Note: Five other structures designed by Harry Payne still survive in Huntsville, each of which, like the Gibbs Home, has contributed to the city’s landscape.

The Gabe Smither Home, now the Smither, Martin, Henderson, and Blazek Law Firm, was built in 1924 and remains one of the more impressive Georgian-Revival structures in the city. Seven years later, SHSU President Harry Estill employed Payne to design his retirement home.

This revival-style bungalow still stands at 1614 University and now houses the Episcopal Student Union. That same year, Payne built what is now called the “Old Huntsville High School.”

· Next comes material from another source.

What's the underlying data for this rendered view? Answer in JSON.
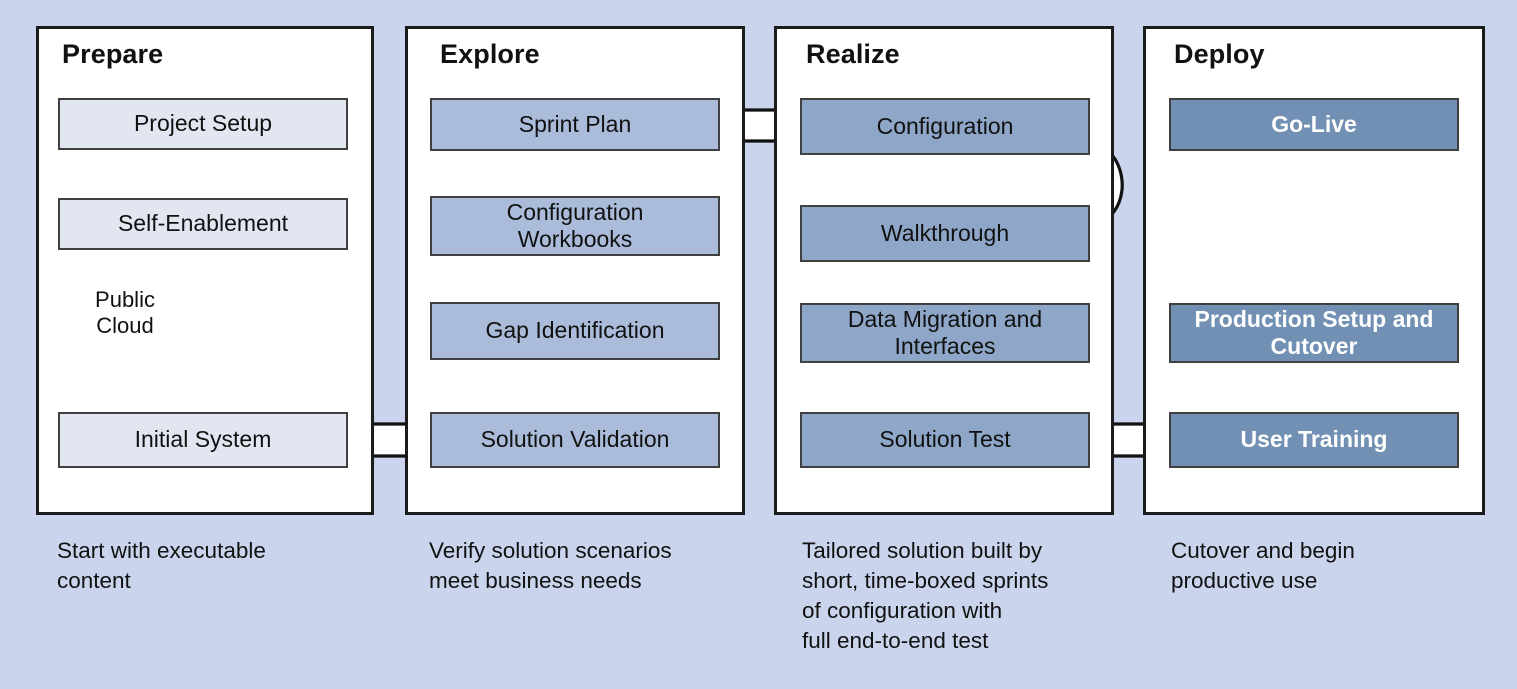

This Classical Revival style building was recently purchased by David Adickes and there is hope afoot that the building might be used as his art studio. Payne also designed the old Walker County Jail, one of the city’s few Art Deco structures. Although steel bars still grace the windows, it now houses the Bloodworth Law Offices at 1012 University. Payne’s crowning achievement was the Sam Houston Memorial Museum, built in 1936, the 100th anniversary of the Texas Revolution. The museum, modeled after Jefferson’s Monticello, maintains an imposing presence in the center of town, amidst Sam Houston Park between the historic avenues and Sam Houston State University, not far off the downtown square.

These structures largely differ from Payne’s work on the Gibbs’ Home in style and material, but as County Clerk James Patton notes, all of the architect’s Huntsville structures share a harmony with their environment and an eye-pleasing symmetry.